「死にたがる」は「殺したがる」

      「幻想」への無意識の反抗

 ギリシャの言葉だと思うが、記憶に刻まれた言葉がある。「老人は、窓辺に座り、海を眺めながら一日を過ごす。やがて抱かれる死の手を待ちながら。平安の内に」
 私はこの言葉に、与えられた命を生ききった者だけが知る喜びと感慨を、いつも感じる。
 近年、子供の自殺が増えている。多くは「いじめ」が絡んだ自殺だ。それと比例するように、少年による殺人事件も後を絶たない。ある新聞のアンケートで、「人を殺してみたいか」と問うたところ、五割に近い子供が「イエス」と答えた。問いそのものも不快だったが、「イエス」と言った子供たちの無邪気とも思える感覚が、不気味だった。その不気味な思いは、アメリカやドイツで起こった悲惨な事件の時に感じたものと、同じだった。幾人かの生徒が、同級生や先生を射殺した事件。同じ学校の生徒が、無差別に友だちを殺すそのことと、その理由の稀薄さ。殺すことだけが目的のような殺人の不可解さは、日本で起こった事件とも似ている。
 子供たちが安易に殺人や自殺に走るのは、「命の実感のなさ」が少年たちに蔓延していると指摘する声がある。そのような子供の感覚は、どこから来るのだろうか。人を殺したり、死にたくなる衝動の奥には、何がひそんでいるのだろうか。小さな子供は、あらゆる物や出来事に好奇心を向ける。そのエネルギーは際限なくわき上る。子供たちは手にした小石や落ち葉や虫たちを、何にもまして大切な宝のように感じたり、俊敏な犬や猫を目にすると、我を忘れて追いかけたりする。そこには「世界をじかに感じる」喜びがみなぎっている。そういうピュアな感覚を持ち続ける人は、「命の感覚の貴さ」を持ち続けるだろう。

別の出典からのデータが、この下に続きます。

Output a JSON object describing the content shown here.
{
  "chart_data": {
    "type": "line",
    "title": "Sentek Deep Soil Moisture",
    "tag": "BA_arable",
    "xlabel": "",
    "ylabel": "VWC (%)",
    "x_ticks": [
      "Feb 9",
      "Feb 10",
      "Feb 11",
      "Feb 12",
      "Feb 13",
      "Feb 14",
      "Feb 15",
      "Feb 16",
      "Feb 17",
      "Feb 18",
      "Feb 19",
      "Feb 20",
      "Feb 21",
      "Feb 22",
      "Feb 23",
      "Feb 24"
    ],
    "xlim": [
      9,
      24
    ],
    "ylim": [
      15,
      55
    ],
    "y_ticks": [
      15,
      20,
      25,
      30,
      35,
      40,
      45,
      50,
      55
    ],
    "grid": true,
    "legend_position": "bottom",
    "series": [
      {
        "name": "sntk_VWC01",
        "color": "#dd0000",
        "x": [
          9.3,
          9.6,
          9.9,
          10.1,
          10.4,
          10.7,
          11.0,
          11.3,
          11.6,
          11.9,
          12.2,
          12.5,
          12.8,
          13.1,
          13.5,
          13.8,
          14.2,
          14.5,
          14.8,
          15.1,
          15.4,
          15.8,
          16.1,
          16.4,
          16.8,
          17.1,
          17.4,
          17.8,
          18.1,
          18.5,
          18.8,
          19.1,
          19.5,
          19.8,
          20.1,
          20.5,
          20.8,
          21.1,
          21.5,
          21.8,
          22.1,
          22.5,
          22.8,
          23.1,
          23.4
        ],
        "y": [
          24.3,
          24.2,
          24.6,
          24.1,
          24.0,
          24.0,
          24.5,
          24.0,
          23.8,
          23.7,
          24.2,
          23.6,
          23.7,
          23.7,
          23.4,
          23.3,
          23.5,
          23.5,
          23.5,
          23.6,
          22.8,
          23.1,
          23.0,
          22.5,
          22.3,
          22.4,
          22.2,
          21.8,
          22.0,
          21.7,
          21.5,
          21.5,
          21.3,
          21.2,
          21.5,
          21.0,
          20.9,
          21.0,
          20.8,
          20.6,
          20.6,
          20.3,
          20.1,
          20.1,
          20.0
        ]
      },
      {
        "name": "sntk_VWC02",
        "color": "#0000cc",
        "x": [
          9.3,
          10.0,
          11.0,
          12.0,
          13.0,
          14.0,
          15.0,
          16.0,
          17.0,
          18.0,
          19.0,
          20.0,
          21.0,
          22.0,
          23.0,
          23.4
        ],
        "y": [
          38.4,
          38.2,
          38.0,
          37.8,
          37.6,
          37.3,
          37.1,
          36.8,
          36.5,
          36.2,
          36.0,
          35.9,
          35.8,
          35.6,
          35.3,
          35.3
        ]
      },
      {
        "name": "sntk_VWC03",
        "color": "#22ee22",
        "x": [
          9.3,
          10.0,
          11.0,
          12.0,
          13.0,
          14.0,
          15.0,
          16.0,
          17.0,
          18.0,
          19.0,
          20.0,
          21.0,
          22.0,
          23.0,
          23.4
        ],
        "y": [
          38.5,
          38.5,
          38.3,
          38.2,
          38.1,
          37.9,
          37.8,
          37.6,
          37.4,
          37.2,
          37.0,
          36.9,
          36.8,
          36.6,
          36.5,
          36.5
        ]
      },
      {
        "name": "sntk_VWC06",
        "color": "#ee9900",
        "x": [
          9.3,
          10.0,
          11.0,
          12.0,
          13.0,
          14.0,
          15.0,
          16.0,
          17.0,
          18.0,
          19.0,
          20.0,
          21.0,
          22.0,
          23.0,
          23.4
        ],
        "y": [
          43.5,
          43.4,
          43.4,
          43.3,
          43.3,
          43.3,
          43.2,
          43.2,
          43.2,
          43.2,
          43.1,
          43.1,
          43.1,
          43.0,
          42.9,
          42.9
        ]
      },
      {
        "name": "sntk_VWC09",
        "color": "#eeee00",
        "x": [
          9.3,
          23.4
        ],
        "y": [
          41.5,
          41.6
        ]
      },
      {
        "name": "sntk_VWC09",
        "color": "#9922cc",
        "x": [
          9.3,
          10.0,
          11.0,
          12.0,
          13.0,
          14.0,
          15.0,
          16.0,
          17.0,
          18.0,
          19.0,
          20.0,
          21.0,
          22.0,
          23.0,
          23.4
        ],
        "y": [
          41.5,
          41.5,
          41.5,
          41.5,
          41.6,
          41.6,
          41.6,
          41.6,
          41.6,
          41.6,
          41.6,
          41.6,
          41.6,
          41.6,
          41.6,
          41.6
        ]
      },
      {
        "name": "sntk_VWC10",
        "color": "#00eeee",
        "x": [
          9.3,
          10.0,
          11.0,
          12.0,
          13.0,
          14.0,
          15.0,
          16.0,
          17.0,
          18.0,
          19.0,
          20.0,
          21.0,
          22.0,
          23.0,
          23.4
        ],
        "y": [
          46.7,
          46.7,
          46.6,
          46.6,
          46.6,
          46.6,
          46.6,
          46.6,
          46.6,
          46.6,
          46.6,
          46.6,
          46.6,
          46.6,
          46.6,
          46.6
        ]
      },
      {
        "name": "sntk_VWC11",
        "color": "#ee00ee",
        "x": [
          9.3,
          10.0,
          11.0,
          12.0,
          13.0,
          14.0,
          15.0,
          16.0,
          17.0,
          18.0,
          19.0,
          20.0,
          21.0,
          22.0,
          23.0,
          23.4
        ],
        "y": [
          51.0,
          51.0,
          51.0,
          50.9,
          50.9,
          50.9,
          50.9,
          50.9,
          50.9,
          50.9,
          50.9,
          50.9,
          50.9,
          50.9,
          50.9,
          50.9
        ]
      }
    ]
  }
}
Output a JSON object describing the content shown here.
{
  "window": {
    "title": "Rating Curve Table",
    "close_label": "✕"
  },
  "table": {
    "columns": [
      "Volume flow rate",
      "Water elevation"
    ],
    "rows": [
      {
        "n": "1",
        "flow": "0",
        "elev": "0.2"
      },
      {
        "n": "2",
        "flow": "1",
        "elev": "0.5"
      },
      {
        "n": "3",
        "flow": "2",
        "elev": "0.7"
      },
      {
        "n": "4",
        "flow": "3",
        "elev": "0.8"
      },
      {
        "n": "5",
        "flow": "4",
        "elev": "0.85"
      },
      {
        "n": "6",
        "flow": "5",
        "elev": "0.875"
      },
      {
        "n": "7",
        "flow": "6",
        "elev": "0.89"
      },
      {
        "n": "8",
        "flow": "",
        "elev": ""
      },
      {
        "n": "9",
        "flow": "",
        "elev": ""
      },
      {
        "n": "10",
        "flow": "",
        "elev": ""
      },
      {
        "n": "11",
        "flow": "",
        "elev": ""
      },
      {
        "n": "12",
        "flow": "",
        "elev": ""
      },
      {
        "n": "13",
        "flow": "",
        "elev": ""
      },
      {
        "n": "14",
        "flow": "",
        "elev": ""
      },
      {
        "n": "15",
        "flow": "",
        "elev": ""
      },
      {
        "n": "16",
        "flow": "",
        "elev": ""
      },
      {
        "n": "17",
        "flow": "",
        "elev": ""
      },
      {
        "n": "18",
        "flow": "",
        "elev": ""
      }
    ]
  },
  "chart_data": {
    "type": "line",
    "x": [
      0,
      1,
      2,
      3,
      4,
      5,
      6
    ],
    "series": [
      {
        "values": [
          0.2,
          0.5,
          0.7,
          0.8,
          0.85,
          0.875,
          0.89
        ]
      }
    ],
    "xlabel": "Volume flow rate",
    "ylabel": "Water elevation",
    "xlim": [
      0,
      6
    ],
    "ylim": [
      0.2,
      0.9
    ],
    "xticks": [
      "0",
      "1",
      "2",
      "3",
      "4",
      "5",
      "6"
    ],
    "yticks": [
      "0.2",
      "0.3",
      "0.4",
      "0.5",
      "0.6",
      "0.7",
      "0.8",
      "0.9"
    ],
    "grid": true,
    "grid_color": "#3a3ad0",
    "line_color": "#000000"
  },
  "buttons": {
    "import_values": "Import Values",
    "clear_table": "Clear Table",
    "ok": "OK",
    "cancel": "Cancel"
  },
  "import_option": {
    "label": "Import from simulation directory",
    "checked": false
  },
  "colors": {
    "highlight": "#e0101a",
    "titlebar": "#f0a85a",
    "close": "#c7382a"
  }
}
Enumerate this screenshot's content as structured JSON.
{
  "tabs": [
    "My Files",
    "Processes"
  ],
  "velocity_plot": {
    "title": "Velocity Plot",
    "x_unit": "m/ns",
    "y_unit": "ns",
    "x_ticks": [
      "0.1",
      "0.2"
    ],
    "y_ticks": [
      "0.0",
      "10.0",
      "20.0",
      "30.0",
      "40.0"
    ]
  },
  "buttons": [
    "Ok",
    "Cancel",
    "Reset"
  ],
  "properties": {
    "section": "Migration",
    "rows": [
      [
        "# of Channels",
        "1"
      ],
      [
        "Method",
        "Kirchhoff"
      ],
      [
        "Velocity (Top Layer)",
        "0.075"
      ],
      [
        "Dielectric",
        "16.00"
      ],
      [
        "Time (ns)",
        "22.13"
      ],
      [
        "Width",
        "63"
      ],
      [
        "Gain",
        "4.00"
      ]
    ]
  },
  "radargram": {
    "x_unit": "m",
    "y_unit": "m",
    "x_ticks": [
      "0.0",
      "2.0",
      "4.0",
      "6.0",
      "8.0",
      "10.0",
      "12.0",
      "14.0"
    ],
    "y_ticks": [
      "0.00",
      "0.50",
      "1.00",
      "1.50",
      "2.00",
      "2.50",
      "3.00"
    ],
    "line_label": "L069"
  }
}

しかし私たちは、いつのまにか子供たちからそのような感覚の大切さを奪ってしまったのではないか。「ステイタス」という「幻想」のために。
 「良い大学へ」。そんな思いで親は子供に、未来へ向かうレールを敷く。しかし、その考えは「幻想」であると、今ようやく気付き始めている。良い大学に入った子供もそのレールから外れた子供も等しく、「社会で生きていく力」が確実に養われていないことに気付いたからだ。そしてその「幻想」を子供たちに押しつけたところが、「死ぬこと」や「殺すこと」に繋(つなが)っているのではないかと感じる。それがすべてではないだろうが。好奇心や発見の喜びが、「学ぶ」ことからすぽりと消えている現実。生きているという現実感のない日常。それらを私たちは「幻想」のために子供たちに強いてきたのだ。「死にたがる」や「殺したがる」子供たちは、その「幻想」への無意識の反抗だと私には思えてならない。
 そして与えられた生を「生き抜く力」がないところには、様々な苦難や喜びを生きてきた「ギリシャの老人」のような、平安の中でじっと海を見つめている晩年は迎えられないのだ。